On the third issue it was very clearly open to the jury to find that the contract was made with the knowledge of the governing authority of the defendant company, or else that Pennington was ostensibly authorized to make the contract and that plaintiff could properly rely upon the appearance of such authority. Wheeler v. McGuire, 86 Ala. 398, 5 So. 190, 2 L.R.A. 808. For the reasons stated, the general affirmative charge was properly refused.
It is a general rule of law that the innocent party to a broken contract can recover only for such damage as he was unable to prevent by his own prudent and reasonable efforts in the premises, and these efforts would include the making of reasonable expenditures of money when necessary and plainly effective.
"The person injured is not required, however, to make extraordinary expenditures requiring a disproportionate outlay in endeavoring to guard against the consequences of the wrongdoer's act." 17 Corp. Jur. 770, § 97.

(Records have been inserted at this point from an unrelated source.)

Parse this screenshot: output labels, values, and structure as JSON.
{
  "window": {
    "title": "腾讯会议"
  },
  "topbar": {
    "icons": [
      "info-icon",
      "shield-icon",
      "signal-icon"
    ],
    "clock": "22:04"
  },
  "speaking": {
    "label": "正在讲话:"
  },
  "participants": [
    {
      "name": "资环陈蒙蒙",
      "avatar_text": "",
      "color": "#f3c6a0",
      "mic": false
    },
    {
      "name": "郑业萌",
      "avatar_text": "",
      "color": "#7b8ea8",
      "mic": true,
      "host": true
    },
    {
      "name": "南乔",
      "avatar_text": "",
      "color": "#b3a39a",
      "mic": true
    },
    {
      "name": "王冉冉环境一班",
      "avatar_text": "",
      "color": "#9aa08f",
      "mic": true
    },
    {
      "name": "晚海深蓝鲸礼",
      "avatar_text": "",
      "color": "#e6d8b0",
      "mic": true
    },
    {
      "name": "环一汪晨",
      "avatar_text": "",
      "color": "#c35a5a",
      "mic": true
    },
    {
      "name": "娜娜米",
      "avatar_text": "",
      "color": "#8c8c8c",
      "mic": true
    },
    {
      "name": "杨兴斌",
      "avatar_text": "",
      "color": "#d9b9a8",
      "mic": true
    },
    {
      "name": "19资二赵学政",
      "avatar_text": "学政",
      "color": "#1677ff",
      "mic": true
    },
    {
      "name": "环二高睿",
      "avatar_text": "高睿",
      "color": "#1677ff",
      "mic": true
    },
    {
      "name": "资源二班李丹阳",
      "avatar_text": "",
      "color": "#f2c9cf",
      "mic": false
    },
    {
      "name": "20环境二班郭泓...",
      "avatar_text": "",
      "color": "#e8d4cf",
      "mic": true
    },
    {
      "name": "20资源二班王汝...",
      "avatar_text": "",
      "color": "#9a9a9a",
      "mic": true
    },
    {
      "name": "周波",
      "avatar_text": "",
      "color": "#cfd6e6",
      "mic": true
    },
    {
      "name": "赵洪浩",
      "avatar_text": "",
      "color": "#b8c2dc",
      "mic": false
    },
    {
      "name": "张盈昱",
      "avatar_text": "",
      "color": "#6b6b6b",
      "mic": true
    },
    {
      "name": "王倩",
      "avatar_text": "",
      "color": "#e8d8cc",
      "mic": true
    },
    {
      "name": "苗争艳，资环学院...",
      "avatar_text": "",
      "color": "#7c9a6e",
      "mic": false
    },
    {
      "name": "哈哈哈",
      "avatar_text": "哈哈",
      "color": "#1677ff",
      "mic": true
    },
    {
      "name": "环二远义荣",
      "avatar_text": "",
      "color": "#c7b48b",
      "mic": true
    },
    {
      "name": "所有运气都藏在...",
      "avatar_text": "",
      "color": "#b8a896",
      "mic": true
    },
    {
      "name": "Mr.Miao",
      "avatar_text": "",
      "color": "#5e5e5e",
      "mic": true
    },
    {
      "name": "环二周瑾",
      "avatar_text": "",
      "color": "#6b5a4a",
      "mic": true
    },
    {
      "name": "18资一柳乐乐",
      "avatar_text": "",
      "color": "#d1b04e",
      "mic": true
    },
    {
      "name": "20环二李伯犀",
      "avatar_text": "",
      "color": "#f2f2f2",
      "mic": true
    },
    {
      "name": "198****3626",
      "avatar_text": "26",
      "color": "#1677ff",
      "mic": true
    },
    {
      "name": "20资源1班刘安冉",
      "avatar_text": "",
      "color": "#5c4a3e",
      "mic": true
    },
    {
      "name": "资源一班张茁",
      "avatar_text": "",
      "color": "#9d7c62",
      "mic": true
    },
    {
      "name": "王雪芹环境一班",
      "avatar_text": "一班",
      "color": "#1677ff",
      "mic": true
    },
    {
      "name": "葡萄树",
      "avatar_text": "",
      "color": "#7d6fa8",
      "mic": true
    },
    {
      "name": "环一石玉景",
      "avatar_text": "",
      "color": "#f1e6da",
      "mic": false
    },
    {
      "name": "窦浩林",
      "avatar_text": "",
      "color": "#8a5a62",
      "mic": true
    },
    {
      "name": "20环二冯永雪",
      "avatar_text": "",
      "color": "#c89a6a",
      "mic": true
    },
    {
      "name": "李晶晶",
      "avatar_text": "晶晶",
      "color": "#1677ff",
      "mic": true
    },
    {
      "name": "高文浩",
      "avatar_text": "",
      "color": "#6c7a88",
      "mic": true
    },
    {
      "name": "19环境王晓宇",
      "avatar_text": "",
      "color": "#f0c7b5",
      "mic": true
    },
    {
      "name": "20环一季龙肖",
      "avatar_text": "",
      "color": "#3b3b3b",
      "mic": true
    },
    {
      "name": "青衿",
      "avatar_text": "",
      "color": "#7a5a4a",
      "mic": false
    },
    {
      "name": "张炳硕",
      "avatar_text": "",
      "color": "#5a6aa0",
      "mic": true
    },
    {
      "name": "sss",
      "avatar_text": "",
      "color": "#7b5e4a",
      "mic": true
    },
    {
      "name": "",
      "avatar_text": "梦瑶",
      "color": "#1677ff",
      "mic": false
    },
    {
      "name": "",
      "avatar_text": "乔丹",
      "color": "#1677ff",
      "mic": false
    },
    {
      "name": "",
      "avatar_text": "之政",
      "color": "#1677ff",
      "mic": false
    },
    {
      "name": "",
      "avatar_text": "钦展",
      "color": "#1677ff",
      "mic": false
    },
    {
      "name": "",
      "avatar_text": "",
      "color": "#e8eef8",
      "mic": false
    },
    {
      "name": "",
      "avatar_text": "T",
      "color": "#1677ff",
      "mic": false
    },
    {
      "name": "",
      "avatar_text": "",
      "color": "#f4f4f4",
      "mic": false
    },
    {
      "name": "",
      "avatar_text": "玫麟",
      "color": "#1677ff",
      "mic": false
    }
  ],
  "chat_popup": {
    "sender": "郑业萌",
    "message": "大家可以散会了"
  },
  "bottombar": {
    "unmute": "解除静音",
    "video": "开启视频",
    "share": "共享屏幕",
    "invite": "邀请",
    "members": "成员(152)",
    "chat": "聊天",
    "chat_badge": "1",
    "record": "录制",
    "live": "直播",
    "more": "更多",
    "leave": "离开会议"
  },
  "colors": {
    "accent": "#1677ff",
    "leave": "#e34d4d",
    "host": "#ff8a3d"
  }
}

In the instant case, plaintiff could not have been required to build a spur track at a cost of $400 or $500 unless such an outlay was reasonable and prudent under all the circumstances, and unless he had the means to do so, and the requested instruction that, if he could have secured a loading place at a reasonable cost, the measure of his damages would be such reasonable cost, was at least misleading, and therefore properly refused. The estimated cost of the spur may have been reasonable in the abstract, but it may nevertheless have been an unreasonable burden to impose upon plaintiff under the circumstances, and in relation to his contract.

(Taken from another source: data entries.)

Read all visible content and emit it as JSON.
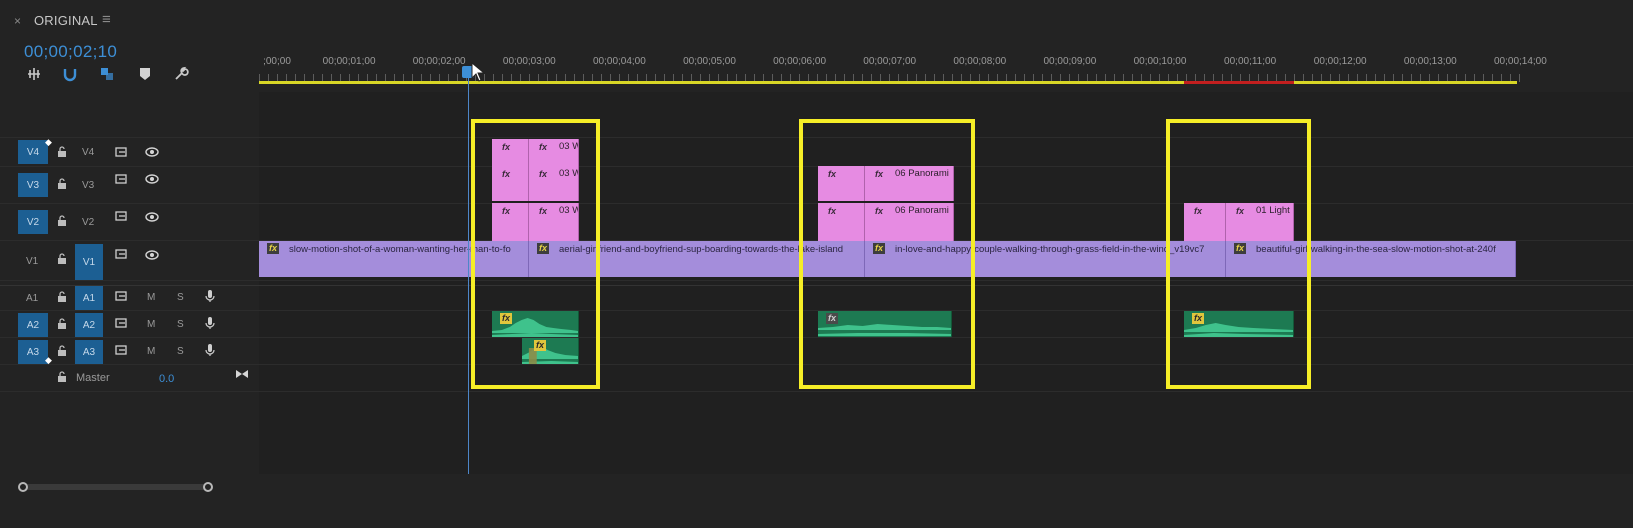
{
  "panel": {
    "close_glyph": "×",
    "title": "ORIGINAL",
    "menu_glyph": "≡"
  },
  "timecode": "00;00;02;10",
  "tools": [
    {
      "name": "insert-sequence-nest-icon",
      "glyph": "⫶"
    },
    {
      "name": "snap-magnet-icon",
      "glyph": "∩"
    },
    {
      "name": "linked-selection-icon",
      "glyph": "◥"
    },
    {
      "name": "add-marker-icon",
      "glyph": "♥"
    },
    {
      "name": "wrench-settings-icon",
      "glyph": "🔧"
    }
  ],
  "ruler": {
    "labels": [
      "00;00",
      "00;00;01;00",
      "00;00;02;00",
      "00;00;03;00",
      "00;00;04;00",
      "00;00;05;00",
      "00;00;06;00",
      "00;00;07;00",
      "00;00;08;00",
      "00;00;09;00",
      "00;00;10;00",
      "00;00;11;00",
      "00;00;12;00",
      "00;00;13;00",
      "00;00;14;00"
    ],
    "first_label_display": ";00;00"
  },
  "tracks": {
    "video": [
      {
        "id": "V4",
        "src": "V4",
        "label": "V4"
      },
      {
        "id": "V3",
        "src": "V3",
        "label": "V3"
      },
      {
        "id": "V2",
        "src": "V2",
        "label": "V2"
      },
      {
        "id": "V1",
        "src": "V1",
        "label": "V1"
      }
    ],
    "audio": [
      {
        "id": "A1",
        "src": "A1",
        "label": "A1",
        "m": "M",
        "s": "S"
      },
      {
        "id": "A2",
        "src": "A2",
        "label": "A2",
        "m": "M",
        "s": "S"
      },
      {
        "id": "A3",
        "src": "A3",
        "label": "A3",
        "m": "M",
        "s": "S"
      }
    ],
    "master": {
      "label": "Master",
      "value": "0.0"
    }
  },
  "clips": {
    "fx": "fx",
    "v4_a": "03 W",
    "v3_a": "03 W",
    "v2_a": "03 W",
    "v3_b": "06 Panorami",
    "v2_b": "06 Panorami",
    "v2_c": "01 Light",
    "v1_1": "slow-motion-shot-of-a-woman-wanting-her-man-to-fo",
    "v1_2": "aerial-girlfriend-and-boyfriend-sup-boarding-towards-the-lake-island",
    "v1_3": "in-love-and-happy-couple-walking-through-grass-field-in-the-wind_v19vc7",
    "v1_4": "beautiful-girl-walking-in-the-sea-slow-motion-shot-at-240f"
  },
  "colors": {
    "accent_blue": "#3d8fd6",
    "video_clip": "#e68be2",
    "v1_clip": "#a48ddb",
    "audio_clip": "#1d7a52",
    "highlight_box": "#f6ee27",
    "work_area_bar": "#d8d626"
  }
}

Moreover, there is another limitation in the general rule, which we think is applicable here:
"Where the party, whose duty it is primarily to perform a contract, has equal opportunity for performance, and equal knowledge of the consequences of nonperformance, he cannot, while the contract is subsisting and in force, be heard to say that plaintiff might have performed for him." Ash v. Soo Sing Lung, 177 Cal. 356, 170 P. 843; Louisville, etc., R. R. Co. v. Sumner, 106 Ind. 55, 5 N.E. 404, 55 Am. Rep. 719; 17 Corp. Jur. 774, § 99.
We find no prejudicial error in the record, and the judgment will be affirmed.
Affirmed.
ANDERSON, C. J., and THOMAS and BROWN, JJ., concur.